The Aljunied-Hougang-Punggol East Town Council (AHPETC) last Saturday (“Town council saga: Workers’ Party replies”) took issue with my commentary (“WP town council saga: Why lapses cannot be swept under the carpet”; June 5).

But my commentary was drawn from key findings of the court. There is no reason why the AHPETC should find it “surprising and puzzling”, especially since its chairman Sylvia Lim has said that it “respects the court’s decision”.

Indeed, AHPETC’s letter further underlines the court’s finding that Ms Lim had suppressed facts to leave a false impression.

First, the letter blandly asserts that AHPETC had done the necessary transfers to the sinking fund up to financial year (FY) 13/14.

This is precisely what the court took issue with: That Ms Lim had claimed in Parliament that AHPETC had made sinking fund payments for FY14/15, when, in fact, payments were outstanding.

Second, while the letter says “town councils need to have their audited reports presented to Parliament for public scrutiny”, it suppresses mention that all AHPETC accounts submitted so far have been late and heavily qualified by their own auditors.

Third, AHPETC shifts the blame to the Ministry of National Development (MND) for withholding $14 million in grants.

But AHPETC is disingenuous in not admitting that it is the only town council with qualified accounts.

The Auditor-General’s report found that the AHPETC’s accounts cannot be relied upon, and that there can be “no assurance that… public funds are properly spent, accounted for and managed”.

Under such circumstances, it would be irresponsible for MND to disburse the grants to AHPETC without safeguards.

Furthermore, as the court noted, “MND was willing to consider releasing half of the FY14/15 grants-in-aid, subject to conditions”.

“However, AHPETC never accepted this offer.
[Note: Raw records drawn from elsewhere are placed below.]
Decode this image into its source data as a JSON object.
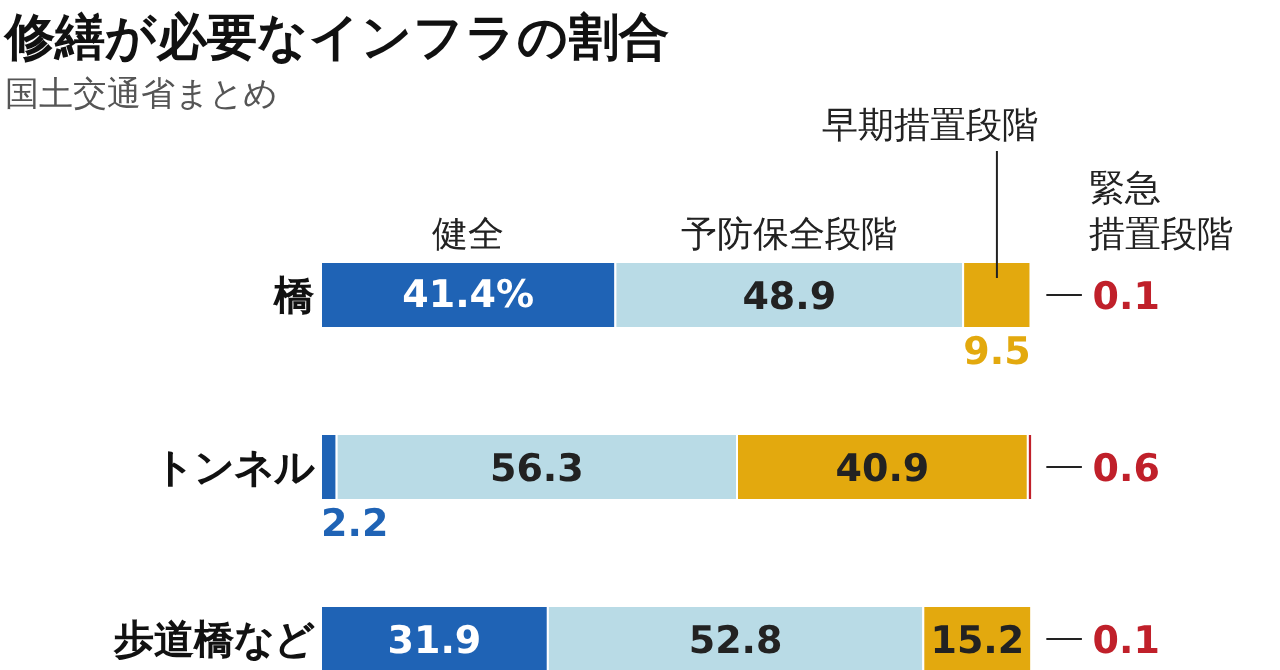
{
  "chart_data": {
    "type": "bar",
    "orientation": "horizontal",
    "stacked": true,
    "title": "修繕が必要なインフラの割合",
    "subtitle": "国土交通省まとめ",
    "categories": [
      "橋",
      "トンネル",
      "歩道橋など"
    ],
    "series": [
      {
        "name": "健全",
        "color": "#1f63b5",
        "values": [
          41.4,
          2.2,
          31.9
        ],
        "value_labels": [
          "41.4%",
          "2.2",
          "31.9"
        ]
      },
      {
        "name": "予防保全段階",
        "color": "#b9dbe6",
        "values": [
          48.9,
          56.3,
          52.8
        ],
        "value_labels": [
          "48.9",
          "56.3",
          "52.8"
        ]
      },
      {
        "name": "早期措置段階",
        "color": "#e3a90e",
        "values": [
          9.5,
          40.9,
          15.2
        ],
        "value_labels": [
          "9.5",
          "40.9",
          "15.2"
        ]
      },
      {
        "name": "緊急措置段階",
        "color": "#c0202a",
        "values": [
          0.1,
          0.6,
          0.1
        ],
        "value_labels": [
          "0.1",
          "0.6",
          "0.1"
        ]
      }
    ],
    "xlim": [
      0,
      100
    ],
    "grid": false,
    "tick_labels": false
  }
}
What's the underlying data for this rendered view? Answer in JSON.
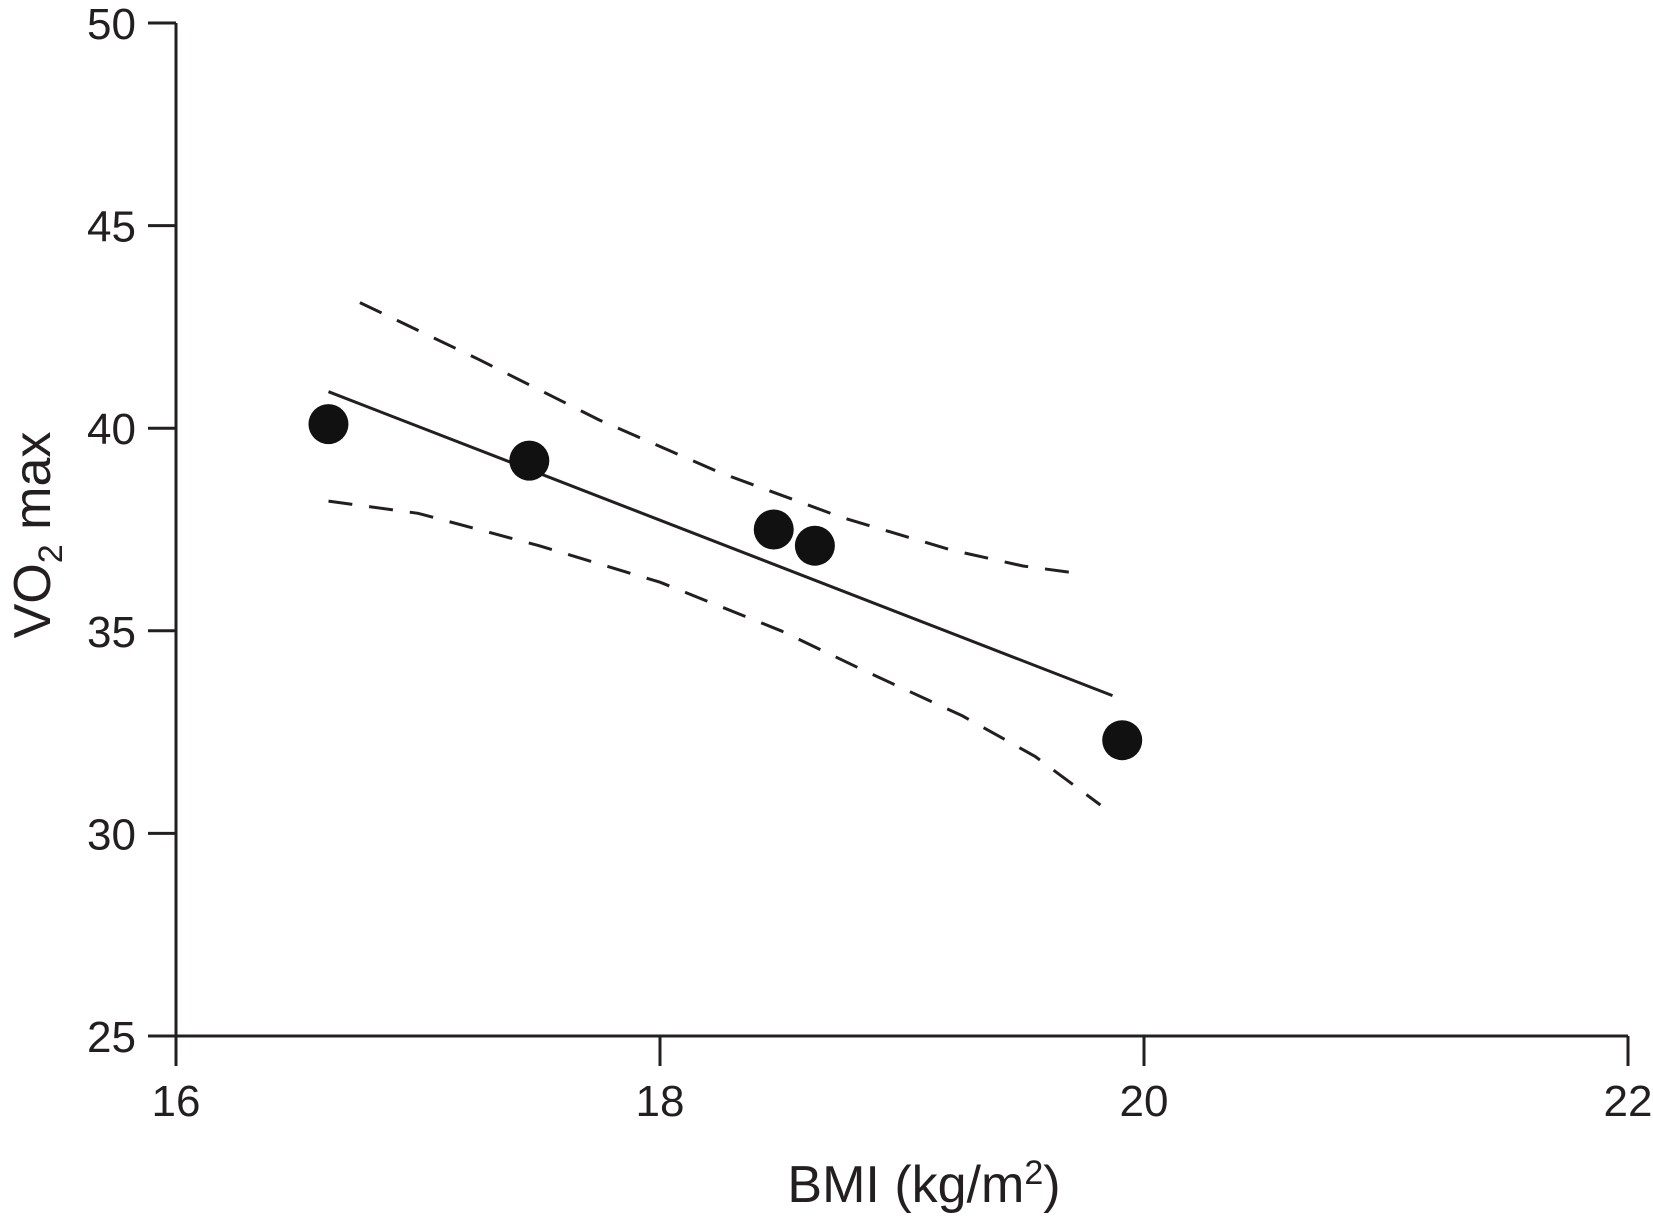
{
  "chart_data": {
    "type": "scatter",
    "xlabel": {
      "main": "BMI (kg/m",
      "sup": "2",
      "tail": ")"
    },
    "ylabel": {
      "pre": "VO",
      "sub": "2",
      "post": " max"
    },
    "xlim": [
      16,
      22
    ],
    "ylim": [
      25,
      50
    ],
    "xticks": [
      16,
      18,
      20,
      22
    ],
    "yticks": [
      25,
      30,
      35,
      40,
      45,
      50
    ],
    "grid": false,
    "series": [
      {
        "kind": "points",
        "x": [
          16.63,
          17.46,
          18.47,
          18.64,
          19.91
        ],
        "y": [
          40.1,
          39.2,
          37.5,
          37.1,
          32.3
        ]
      },
      {
        "kind": "fit",
        "x": [
          16.63,
          19.87
        ],
        "y": [
          40.9,
          33.4
        ]
      },
      {
        "kind": "ci-upper",
        "x": [
          16.76,
          17.25,
          17.75,
          18.25,
          18.75,
          19.2,
          19.5,
          19.75
        ],
        "y": [
          43.1,
          41.7,
          40.2,
          38.9,
          37.8,
          37.0,
          36.6,
          36.4
        ]
      },
      {
        "kind": "ci-lower",
        "x": [
          16.63,
          17.0,
          17.5,
          18.0,
          18.5,
          18.85,
          19.25,
          19.55,
          19.82
        ],
        "y": [
          38.2,
          37.9,
          37.1,
          36.2,
          35.0,
          34.0,
          32.9,
          31.9,
          30.7
        ]
      }
    ]
  }
}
If AHPETC has anyone to blame for failing to make the transfers on time, it was itself.”

Fourth, AHPETC’s letter suggests that its officers are not guilty of any illegal acts, since no one has been charged.

But it fails to mention the court finding that if similar lapses were committed by people managing a private building or condominium, or officers running a public-listed company, there would be civil, or even criminal, action against them.

The Workers’ Party’s handling of this saga speaks volumes of its dishonesty. Faced with tough questions, it always ducks.

It is, therefore, no surprise that the court found Ms Lim guilty of suppressio veri, suggestio falsi, which, in legal terms, amounts to fraud.